Coral-like hierarchical structured carbon nanoscaffold with improved sensitivity for biomolecular detection in cancer tissue

Abstract The development of flexible microelectrodes with large surface area and high activity has currently attracted enormous research interest for its promising use in in vitro and in vivo monitoring various physiological behaviors. Inspired by the unique morphological and structural features of dendritic coral, a coral-like hierarchical nanohybrid of carbon nanospheres (GNSs) wrapped hollow carbon tubes (HCT) has been designed and modified on flexible activated carbon fiber (ACF) microelectrode for sensitive electrochemical detection of biomarker in live cells and cancer tissue. The hierarchical nanohybrid microelectrode was fabricated by a novel dual-template strategy using ZnO nanorod arrays as the hard template and poly-glucose microspheres as both self-template and carbon source, which results in the formation of coral-like structured carbon nanoscaffold integrated with GNSs wrapped HCT hybrids (HCT@GNSs) on ACF substrate for homogeneous interfacial contacts and reaction. The as-obtained HCT@GNSs modified ACF (HCT@GNSs/ACF) microelectrode exhibits high specific surface area and good stability, and serves as an ideal support for anchoring functional nanomaterials.
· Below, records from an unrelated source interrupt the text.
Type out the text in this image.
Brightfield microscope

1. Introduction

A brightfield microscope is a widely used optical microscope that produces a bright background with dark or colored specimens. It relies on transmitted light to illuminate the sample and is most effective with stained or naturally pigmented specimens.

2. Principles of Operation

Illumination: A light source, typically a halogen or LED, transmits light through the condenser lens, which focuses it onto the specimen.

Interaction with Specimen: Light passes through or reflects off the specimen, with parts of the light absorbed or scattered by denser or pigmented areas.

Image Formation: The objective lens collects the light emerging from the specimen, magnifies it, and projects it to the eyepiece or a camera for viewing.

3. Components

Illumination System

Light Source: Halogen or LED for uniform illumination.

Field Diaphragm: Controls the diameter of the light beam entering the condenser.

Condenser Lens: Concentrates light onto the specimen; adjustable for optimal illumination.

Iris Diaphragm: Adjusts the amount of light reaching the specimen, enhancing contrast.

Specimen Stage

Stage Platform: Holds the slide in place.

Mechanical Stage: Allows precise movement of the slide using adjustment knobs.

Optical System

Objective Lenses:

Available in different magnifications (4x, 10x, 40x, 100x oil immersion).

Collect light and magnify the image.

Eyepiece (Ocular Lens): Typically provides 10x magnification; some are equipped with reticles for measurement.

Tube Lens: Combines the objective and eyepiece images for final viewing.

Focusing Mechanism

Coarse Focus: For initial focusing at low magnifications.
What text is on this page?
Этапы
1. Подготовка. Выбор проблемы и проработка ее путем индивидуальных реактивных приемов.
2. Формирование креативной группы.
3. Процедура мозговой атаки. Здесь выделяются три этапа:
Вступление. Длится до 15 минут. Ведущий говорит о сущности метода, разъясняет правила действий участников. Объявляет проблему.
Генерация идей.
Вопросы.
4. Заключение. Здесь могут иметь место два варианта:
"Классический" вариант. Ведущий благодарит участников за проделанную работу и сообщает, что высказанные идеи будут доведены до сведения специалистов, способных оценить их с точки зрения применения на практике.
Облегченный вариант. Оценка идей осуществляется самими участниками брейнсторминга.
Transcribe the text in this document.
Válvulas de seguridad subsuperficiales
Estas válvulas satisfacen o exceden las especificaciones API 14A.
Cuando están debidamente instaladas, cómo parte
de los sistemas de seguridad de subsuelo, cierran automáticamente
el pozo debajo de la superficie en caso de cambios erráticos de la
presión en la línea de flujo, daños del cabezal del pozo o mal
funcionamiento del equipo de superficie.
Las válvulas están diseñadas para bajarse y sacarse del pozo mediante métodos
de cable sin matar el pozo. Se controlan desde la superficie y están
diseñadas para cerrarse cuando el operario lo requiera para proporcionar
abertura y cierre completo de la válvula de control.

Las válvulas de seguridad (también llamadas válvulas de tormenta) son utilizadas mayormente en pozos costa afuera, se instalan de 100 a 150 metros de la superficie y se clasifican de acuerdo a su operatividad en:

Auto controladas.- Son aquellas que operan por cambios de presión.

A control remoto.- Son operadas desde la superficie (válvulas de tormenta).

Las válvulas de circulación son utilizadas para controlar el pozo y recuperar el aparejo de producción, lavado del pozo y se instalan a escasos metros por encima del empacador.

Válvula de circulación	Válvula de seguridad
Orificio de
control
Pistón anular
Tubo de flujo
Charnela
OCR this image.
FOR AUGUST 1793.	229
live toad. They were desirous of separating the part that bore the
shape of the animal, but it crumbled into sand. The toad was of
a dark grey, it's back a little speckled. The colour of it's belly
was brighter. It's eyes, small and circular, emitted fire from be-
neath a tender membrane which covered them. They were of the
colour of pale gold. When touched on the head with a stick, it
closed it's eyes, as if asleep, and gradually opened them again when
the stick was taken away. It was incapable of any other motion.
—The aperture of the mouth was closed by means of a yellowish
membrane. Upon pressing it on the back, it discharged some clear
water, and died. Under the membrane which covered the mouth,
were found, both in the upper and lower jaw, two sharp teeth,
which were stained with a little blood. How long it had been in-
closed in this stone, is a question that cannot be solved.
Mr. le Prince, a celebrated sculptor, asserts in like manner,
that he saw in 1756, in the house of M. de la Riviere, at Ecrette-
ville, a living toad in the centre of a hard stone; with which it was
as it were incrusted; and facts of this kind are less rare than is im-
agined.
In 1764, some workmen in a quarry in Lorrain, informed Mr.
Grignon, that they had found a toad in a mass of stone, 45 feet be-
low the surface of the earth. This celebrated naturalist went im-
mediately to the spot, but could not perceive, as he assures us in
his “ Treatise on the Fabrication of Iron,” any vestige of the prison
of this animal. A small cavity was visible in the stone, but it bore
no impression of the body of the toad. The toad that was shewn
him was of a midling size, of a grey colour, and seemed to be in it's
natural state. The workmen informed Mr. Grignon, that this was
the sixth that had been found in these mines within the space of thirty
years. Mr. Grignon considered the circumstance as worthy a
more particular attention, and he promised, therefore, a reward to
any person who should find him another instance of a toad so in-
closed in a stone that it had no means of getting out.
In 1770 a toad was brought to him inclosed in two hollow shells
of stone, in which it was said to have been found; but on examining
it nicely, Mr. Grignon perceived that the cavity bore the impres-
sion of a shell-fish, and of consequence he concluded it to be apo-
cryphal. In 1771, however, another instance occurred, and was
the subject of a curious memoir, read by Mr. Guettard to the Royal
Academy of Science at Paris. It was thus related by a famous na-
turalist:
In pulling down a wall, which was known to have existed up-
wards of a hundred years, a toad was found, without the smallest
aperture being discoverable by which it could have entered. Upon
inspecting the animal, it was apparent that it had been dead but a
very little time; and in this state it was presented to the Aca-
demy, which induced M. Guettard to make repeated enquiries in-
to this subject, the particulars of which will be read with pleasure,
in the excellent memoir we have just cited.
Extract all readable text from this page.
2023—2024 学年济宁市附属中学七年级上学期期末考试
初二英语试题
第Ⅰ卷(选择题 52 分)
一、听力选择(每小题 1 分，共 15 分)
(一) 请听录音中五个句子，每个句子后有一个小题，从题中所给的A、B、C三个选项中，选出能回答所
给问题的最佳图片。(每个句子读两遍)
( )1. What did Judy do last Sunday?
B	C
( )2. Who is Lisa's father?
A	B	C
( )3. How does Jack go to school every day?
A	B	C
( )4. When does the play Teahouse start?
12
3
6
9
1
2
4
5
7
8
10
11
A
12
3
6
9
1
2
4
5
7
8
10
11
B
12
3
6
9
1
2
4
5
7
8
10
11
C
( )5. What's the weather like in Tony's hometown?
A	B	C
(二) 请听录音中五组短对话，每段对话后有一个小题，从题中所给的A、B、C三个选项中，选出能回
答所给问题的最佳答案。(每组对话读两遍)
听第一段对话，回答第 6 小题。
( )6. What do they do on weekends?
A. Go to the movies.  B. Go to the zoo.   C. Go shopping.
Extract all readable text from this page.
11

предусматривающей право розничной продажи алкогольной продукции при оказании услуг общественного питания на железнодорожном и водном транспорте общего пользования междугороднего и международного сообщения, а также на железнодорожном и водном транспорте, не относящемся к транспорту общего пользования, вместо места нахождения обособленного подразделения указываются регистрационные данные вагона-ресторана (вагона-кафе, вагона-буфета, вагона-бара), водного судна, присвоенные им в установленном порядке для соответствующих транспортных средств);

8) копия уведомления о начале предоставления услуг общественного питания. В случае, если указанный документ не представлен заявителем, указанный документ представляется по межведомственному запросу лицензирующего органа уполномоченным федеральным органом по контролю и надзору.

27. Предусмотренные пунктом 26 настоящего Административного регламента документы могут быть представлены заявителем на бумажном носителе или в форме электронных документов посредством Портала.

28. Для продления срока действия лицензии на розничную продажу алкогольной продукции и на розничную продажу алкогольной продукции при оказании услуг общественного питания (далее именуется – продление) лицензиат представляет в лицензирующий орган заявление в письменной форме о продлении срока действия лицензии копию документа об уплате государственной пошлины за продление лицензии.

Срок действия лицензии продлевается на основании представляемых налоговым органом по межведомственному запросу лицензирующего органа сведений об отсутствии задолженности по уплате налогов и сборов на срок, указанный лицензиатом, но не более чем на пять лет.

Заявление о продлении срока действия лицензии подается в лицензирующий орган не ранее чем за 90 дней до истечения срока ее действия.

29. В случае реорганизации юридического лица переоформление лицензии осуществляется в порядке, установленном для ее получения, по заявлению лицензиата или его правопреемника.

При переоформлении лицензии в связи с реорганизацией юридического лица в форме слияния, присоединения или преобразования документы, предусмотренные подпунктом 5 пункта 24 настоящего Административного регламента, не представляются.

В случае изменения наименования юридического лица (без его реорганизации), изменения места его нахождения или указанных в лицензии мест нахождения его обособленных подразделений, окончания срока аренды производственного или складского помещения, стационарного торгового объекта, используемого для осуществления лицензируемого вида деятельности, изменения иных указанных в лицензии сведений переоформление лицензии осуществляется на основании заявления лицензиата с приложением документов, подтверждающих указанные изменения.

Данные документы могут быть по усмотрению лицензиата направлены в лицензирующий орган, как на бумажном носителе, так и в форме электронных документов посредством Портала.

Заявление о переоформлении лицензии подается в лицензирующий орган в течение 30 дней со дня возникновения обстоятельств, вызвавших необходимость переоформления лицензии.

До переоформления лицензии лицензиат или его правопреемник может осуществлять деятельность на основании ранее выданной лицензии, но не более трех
In order to improve the electrochemical activity of the modified microelectrode, HCT@GNSs has been decorated with dense and ultrafine Pt nanoparticles (PtNPs). Benefiting from the hierarchical feature of HCT@GNSs and uniformly distribution of electroactive PtNPs, the PtNPs decorated HCT@GNSs/ACF microelectrode demonstrates good electrochemical sensing performance toward H2O2, which enable the operating electrochemical platform be used for real-time tracking H2O2 generated from different types of live cells and in situ sensitive detection of H2O2 in cancer tissue from laboratory mice.